This patch added netlink and ipv6_route targets, using
the same seq_ops (except show() and minor changes for stop())
for /proc/net/{netlink,ipv6_route}.

The net namespace for these targets are the current net
namespace at file open stage, similar to
/proc/net/{netlink,ipv6_route} reference counting
the net namespace at seq_file open stage.

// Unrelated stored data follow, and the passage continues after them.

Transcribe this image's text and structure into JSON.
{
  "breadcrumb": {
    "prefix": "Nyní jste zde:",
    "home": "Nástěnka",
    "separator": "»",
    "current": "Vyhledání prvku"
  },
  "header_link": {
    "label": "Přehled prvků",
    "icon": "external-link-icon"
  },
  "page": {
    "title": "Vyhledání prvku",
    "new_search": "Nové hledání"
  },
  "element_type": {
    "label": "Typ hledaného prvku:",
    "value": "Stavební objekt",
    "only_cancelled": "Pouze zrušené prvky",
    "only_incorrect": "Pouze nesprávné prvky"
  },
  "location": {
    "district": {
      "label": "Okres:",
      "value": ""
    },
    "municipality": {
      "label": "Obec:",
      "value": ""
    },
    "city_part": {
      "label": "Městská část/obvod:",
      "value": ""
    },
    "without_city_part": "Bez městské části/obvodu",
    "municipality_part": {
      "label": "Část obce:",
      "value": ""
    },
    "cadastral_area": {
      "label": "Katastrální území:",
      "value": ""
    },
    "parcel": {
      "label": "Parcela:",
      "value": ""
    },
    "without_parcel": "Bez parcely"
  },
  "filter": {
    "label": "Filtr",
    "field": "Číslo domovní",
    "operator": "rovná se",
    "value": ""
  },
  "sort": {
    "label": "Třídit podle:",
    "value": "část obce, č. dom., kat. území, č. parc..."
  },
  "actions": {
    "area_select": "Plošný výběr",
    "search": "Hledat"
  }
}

Since module is not supported for now, ipv6_route is
supported only if the IPV6 is built-in, i.e., not compiled
as a module. The restriction can be lifted once module
is properly supported for bpf_iter.

Signed-off-by: Yonghong Song <yhs@fb.com>
---
 fs/proc/proc_net.c       | 19 +++++++++
 include/linux/proc_fs.h  |  3 ++
 net/ipv6/ip6_fib.c       | 65 +++++++++++++++++++++++++++++-
 net/ipv6/route.c         | 37 +++++++++++++++++
 net/netlink/af_netlink.c | 87 +++++++++++++++++++++++++++++++++++++++-
 5 files changed, 207 insertions(+), 4 deletions(-)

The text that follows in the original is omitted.